The Baller: A Down and Dirty Football Novel

“Hmmm.”

“Thank you for doing this.”

***

I’d barely slept last night. The thought of having to go into the Steel locker room tomorrow and pretend that everything was fine made me feel like vomiting.

I wasn’t sure what I thought would happen after I ran out of the Regency four days ago, but it certainly wasn’t what happened. Nothing. Nothing had happened. I had never been the kind of girl who wanted to be chased, but some sort of attempt at contact would have made me feel better. It made me wonder if Brody had just gone back into his suite and moved on.

But then I’d seen a picture of him walking into practice the other day. His eyes had been dark and sunken, his head hung down in defeat. Against my better judgment, I called the press photo up on my computer. He looked like he’d singlehandedly just lost the Super Bowl. It was all I could do to stop myself from calling him every time I saw it. And apparently I was into self-inflicted pain—because I had made a point of looking at the photo an awful lot over the last few days.

A piece of me felt guilty for running away from him after he had just laid to rest a woman he cared for deeply. It had been two years since my dad died, and the agony of the loss was still fresh some days. But then I remembered that Brody wasn’t alone. He had Willow to console him. I needed to force myself to remember that every time I got the urge to call him. And what if I called, and she answered the phone?

“You ready, Thelma?” Indie popped her head into my office.

“You bet, Louise.”

The drive to Maryland was five hours, although it actually went by quicker than I had expected. Indie was one hell of a road-trip companion. Not only did she stock us up on road-trip essentials—Pringles, trail mix, and Cheez-Its—but she somehow managed to keep my mind off of all things Brody Easton, for at least a few hours of the drive.

Our hotel was near the stadium. The corporate travel office had booked a block of rooms, knowing the city was going to be a madhouse during the days leading up to the first playoff games. I wanted to switch to anywhere the Steel weren’t staying, but the city was booked solid. As we neared the stadium, Indie broached the subject.

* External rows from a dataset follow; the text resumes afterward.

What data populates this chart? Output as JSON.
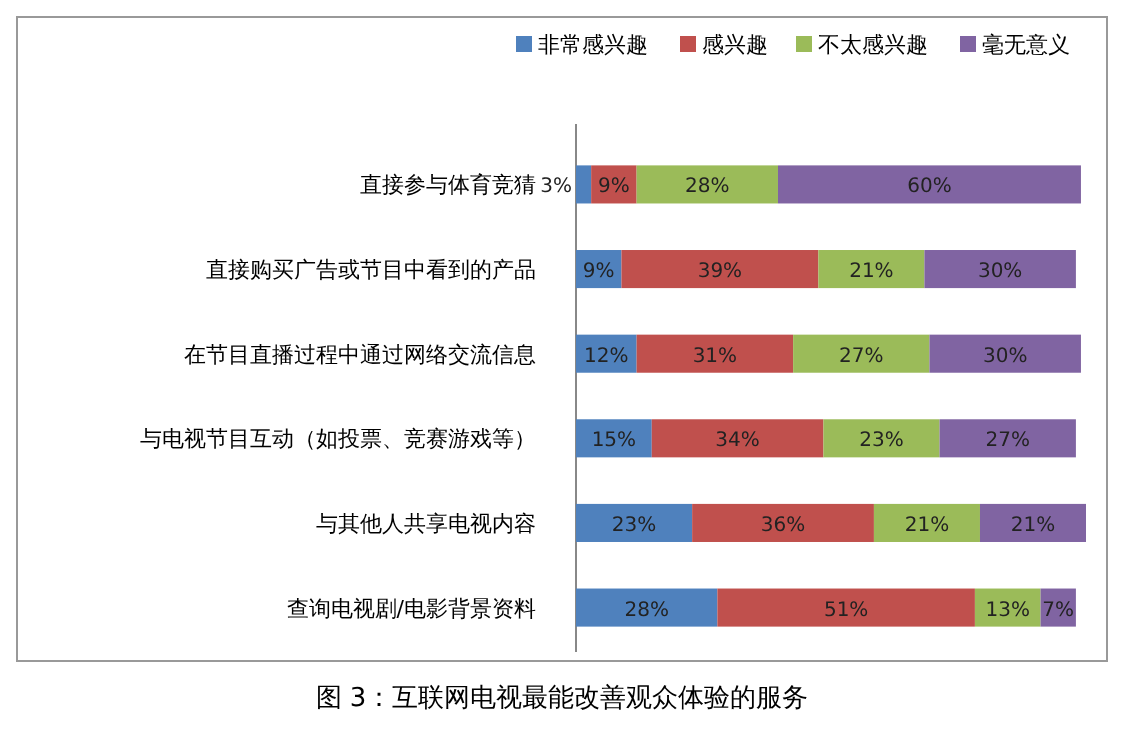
{
  "chart_data": {
    "type": "bar",
    "orientation": "horizontal",
    "stacked": true,
    "legend": "top",
    "title": "图 3：互联网电视最能改善观众体验的服务",
    "categories": [
      "直接参与体育竞猜",
      "直接购买广告或节目中看到的产品",
      "在节目直播过程中通过网络交流信息",
      "与电视节目互动（如投票、竞赛游戏等）",
      "与其他人共享电视内容",
      "查询电视剧/电影背景资料"
    ],
    "series": [
      {
        "name": "非常感兴趣",
        "color": "#4f81bd",
        "values": [
          3,
          9,
          12,
          15,
          23,
          28
        ],
        "value_labels": [
          "3%",
          "9%",
          "12%",
          "15%",
          "23%",
          "28%"
        ]
      },
      {
        "name": "感兴趣",
        "color": "#c0504d",
        "values": [
          9,
          39,
          31,
          34,
          36,
          51
        ],
        "value_labels": [
          "9%",
          "39%",
          "31%",
          "34%",
          "36%",
          "51%"
        ]
      },
      {
        "name": "不太感兴趣",
        "color": "#9bbb59",
        "values": [
          28,
          21,
          27,
          23,
          21,
          13
        ],
        "value_labels": [
          "28%",
          "21%",
          "27%",
          "23%",
          "21%",
          "13%"
        ]
      },
      {
        "name": "毫无意义",
        "color": "#8064a2",
        "values": [
          60,
          30,
          30,
          27,
          21,
          7
        ],
        "value_labels": [
          "60%",
          "30%",
          "30%",
          "27%",
          "21%",
          "7%"
        ]
      }
    ]
  }
}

“It’s going to be impossible to avoid him. I scouted the nearest ice-cream shops. There’s a Baskin Robbins one block to the east and a Scoops about four blocks to the west.”

“Thanks.” I chuckled.

“Can I ask you something?”

“Of course.”

“You have to promise not to get pissed at me.”

I didn’t like the sound of that. “Okay . . . ”

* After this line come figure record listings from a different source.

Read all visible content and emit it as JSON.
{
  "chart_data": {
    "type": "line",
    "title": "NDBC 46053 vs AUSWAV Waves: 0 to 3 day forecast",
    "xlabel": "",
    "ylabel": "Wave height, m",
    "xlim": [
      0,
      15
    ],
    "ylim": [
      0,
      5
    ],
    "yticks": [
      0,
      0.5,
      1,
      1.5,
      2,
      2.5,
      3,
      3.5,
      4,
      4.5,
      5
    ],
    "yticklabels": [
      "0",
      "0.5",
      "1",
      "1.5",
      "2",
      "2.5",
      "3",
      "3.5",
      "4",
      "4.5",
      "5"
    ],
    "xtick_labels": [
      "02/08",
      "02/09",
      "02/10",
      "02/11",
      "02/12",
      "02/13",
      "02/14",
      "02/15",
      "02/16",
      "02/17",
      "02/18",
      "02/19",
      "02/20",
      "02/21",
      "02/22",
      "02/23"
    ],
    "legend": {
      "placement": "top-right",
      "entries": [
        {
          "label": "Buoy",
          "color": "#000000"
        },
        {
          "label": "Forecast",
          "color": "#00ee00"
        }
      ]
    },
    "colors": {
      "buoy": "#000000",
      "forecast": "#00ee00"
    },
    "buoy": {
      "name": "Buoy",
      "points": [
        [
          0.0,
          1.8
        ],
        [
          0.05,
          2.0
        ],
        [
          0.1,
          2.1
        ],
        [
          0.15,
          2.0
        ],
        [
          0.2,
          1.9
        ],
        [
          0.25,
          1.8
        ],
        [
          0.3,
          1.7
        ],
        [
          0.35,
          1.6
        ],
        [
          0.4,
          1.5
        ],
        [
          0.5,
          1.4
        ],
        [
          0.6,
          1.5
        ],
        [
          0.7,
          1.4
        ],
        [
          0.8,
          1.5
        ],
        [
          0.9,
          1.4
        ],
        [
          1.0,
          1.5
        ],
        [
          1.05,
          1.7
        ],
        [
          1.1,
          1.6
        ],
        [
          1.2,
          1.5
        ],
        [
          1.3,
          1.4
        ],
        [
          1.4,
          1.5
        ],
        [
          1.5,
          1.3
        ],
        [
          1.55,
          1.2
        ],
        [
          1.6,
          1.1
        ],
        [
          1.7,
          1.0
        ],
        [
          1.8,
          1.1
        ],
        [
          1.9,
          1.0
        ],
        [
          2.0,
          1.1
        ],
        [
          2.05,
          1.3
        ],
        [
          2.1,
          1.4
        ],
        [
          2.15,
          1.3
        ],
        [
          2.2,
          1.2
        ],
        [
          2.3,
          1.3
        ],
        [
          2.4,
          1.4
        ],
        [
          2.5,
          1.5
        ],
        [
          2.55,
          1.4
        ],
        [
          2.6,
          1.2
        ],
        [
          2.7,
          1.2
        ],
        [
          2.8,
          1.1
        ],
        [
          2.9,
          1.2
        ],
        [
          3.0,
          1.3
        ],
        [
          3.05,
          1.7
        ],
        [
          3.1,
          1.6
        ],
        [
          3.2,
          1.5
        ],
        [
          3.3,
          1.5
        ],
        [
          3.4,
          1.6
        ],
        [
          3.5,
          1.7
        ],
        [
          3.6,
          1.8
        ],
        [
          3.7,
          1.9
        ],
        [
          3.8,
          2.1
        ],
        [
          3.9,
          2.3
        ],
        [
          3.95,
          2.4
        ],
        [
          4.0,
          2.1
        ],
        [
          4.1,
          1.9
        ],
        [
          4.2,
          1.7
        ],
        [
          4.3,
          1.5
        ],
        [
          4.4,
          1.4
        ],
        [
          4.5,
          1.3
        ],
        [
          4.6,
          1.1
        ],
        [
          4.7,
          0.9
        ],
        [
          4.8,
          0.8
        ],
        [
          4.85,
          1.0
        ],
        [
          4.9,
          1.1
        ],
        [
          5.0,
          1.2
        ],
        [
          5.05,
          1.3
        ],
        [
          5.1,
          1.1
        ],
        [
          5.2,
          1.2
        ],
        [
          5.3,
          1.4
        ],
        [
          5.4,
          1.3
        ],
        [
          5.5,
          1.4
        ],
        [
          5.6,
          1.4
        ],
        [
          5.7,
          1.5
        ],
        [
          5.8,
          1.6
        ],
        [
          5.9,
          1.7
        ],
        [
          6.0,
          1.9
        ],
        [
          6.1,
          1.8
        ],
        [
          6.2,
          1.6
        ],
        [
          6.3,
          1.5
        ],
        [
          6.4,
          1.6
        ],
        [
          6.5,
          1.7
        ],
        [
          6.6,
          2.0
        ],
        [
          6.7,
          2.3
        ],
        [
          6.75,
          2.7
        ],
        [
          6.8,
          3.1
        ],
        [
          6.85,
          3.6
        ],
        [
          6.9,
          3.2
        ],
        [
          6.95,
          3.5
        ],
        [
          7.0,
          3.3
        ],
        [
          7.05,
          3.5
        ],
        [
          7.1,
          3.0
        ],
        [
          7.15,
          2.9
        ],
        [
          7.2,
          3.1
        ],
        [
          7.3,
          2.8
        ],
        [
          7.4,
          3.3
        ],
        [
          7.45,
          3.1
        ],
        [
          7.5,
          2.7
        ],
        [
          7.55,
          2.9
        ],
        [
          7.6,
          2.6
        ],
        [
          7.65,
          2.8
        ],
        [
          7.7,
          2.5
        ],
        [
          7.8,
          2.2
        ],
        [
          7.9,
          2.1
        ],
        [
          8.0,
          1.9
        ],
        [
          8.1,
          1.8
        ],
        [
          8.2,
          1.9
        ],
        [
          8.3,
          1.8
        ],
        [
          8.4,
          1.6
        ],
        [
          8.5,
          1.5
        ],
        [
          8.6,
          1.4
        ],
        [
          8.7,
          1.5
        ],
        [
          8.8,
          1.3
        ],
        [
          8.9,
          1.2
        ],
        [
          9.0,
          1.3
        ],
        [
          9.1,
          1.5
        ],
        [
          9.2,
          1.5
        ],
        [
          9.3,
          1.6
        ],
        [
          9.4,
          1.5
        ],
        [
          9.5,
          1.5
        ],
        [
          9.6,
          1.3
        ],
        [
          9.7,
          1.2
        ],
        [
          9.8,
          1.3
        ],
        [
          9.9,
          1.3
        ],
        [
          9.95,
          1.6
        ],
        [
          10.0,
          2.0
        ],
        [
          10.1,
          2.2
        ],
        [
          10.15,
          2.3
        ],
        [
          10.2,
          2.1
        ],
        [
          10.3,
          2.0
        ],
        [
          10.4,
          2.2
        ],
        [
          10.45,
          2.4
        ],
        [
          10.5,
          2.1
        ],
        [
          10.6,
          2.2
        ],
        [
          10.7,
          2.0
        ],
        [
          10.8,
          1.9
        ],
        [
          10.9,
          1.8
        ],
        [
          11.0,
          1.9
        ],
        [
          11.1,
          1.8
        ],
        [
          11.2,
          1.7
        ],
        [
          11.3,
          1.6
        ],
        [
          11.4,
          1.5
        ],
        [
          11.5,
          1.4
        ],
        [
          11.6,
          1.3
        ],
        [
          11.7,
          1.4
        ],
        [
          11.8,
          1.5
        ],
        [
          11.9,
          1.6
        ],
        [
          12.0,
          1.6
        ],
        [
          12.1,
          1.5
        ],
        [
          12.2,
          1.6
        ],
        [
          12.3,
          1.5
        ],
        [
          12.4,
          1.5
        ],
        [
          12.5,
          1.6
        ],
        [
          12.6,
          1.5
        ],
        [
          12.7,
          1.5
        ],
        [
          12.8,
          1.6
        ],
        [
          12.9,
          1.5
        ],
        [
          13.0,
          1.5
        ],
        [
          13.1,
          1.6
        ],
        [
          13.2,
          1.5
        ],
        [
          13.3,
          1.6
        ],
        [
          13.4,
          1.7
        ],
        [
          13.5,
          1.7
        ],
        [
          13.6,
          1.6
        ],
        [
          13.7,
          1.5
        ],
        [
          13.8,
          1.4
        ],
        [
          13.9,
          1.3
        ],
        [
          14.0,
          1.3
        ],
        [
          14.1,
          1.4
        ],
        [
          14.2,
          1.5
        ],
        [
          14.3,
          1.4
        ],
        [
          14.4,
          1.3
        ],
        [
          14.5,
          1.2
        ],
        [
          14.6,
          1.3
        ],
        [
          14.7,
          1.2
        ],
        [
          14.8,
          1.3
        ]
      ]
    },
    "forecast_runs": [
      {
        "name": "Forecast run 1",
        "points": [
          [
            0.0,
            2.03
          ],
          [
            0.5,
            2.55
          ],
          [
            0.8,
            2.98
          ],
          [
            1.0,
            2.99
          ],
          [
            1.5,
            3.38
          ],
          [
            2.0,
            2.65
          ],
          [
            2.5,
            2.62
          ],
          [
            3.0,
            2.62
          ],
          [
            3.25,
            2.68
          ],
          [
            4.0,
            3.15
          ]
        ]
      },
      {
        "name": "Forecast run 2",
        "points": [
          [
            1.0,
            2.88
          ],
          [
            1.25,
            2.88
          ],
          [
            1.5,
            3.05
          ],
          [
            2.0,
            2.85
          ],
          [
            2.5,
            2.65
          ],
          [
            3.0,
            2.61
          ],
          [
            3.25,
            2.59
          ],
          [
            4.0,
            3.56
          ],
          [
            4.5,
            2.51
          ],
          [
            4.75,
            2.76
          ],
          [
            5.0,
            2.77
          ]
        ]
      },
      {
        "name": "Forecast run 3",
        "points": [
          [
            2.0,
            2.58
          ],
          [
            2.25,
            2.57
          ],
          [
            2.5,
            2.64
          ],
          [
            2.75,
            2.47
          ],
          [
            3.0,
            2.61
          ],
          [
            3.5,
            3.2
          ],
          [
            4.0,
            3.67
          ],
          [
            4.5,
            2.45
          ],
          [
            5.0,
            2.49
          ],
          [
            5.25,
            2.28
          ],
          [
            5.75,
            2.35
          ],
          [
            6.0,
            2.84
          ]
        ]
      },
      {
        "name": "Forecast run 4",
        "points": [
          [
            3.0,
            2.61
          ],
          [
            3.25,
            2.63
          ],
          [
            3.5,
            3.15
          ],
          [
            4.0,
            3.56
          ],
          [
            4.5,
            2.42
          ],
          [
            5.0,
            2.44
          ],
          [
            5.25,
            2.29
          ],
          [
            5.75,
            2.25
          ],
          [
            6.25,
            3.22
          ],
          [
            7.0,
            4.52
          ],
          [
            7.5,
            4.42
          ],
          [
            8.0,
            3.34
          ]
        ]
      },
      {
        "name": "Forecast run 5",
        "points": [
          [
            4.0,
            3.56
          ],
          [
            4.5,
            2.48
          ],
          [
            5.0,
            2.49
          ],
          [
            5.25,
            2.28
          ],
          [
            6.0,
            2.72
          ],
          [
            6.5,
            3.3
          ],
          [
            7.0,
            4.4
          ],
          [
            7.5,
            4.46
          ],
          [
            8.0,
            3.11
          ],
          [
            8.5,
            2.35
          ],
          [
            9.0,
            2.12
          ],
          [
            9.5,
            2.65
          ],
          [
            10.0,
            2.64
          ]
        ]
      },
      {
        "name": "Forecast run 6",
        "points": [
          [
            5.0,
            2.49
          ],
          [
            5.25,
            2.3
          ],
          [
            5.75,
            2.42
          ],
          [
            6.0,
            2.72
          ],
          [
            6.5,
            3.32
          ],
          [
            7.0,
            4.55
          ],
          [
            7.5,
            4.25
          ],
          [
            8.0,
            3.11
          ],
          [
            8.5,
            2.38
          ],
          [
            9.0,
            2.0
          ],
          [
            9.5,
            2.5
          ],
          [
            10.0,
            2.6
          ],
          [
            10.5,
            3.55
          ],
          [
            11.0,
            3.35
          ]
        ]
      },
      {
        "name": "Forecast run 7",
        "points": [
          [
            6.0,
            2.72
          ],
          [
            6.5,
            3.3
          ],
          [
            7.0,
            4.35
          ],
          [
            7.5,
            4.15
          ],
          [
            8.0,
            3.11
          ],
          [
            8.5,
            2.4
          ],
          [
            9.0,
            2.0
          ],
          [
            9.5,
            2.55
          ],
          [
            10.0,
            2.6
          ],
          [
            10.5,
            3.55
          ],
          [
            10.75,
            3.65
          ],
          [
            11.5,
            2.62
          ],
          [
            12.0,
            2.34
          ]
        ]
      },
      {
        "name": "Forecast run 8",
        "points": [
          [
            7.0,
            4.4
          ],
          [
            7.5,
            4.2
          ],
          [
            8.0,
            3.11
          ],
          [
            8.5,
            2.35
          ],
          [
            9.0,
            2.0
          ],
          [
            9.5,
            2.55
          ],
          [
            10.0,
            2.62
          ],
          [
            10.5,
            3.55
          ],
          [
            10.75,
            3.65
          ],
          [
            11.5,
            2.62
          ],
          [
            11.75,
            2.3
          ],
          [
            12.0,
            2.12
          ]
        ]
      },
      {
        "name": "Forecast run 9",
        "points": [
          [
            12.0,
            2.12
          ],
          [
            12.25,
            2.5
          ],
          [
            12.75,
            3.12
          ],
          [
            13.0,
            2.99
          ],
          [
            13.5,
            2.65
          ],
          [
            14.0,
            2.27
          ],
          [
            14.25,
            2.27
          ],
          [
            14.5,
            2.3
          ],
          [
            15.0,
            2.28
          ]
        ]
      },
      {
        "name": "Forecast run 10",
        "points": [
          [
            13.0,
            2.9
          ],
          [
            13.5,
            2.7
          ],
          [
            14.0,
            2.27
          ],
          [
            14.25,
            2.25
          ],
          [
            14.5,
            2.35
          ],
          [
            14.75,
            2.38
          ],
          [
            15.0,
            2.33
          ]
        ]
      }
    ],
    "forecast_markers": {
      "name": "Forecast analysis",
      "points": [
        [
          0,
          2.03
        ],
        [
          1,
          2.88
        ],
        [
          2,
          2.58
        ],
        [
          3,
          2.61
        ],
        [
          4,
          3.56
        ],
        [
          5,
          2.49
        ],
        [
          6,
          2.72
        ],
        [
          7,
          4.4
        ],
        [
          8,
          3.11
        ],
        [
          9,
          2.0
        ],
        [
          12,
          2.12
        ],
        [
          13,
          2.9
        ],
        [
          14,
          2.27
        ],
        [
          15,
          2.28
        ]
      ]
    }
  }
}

“You believed Brody that he didn’t cheat on you, but you don’t believe that he is over Willow?”

It didn’t make sense, but for some reason, that was what I believed. “Yes.”

“Have you wondered why you believe him about one thing, but not the other?”

Even though I had pretty much done nothing but think about everything that had happened the last few days, if I was being honest, I actually hadn’t questioned why I would trust him about one thing, yet not the other. “I guess it’s because I feel like he can control his desires, but he can’t control his heart.”

“But how do you know his heart still loves her?”

The question seemed ridiculous to me. “He loved her and lost her. Why wouldn’t he still love her?”

Indie reached over and took my hand. “Sweetie. Are you talking about Brody and Willow or are you talking about you and Drew?”

***

Michael and Indie chatted away during dinner. There were six of us from WMBC having a business meeting at the hotel’s steakhouse, although we really hadn’t talked much business at all. I tried in earnest to enjoy myself, but a perpetual state of glum followed me around like a shadow I couldn’t outrun.

“What’s your thinking on it, Delilah?” Marvin Clapman was the head of the station's engineering division. He was one of the few remaining employees who’d been there since the station was founded forty years ago. Having worked his way up from equipment repairman, he was now responsible for everything from the microphones working to the feed making it to the television in the viewer’s living room. And he was staring at me expectantly, waiting for an answer.

“Um, I’m sorry, could you repeat the question?”

His eyes narrowed. “The Pro Bowl. Is it better for the station that they keep it during the bi-week between playoffs and the Super Bowl? Or should it come after, so the players from the two teams in the Bowl that were selected can go?”

“Oh. I think it’s better for the station that it stays in the bi-week. People want something to watch during that off week, so the advertising is prime. But it’s better for the players for it to be after.”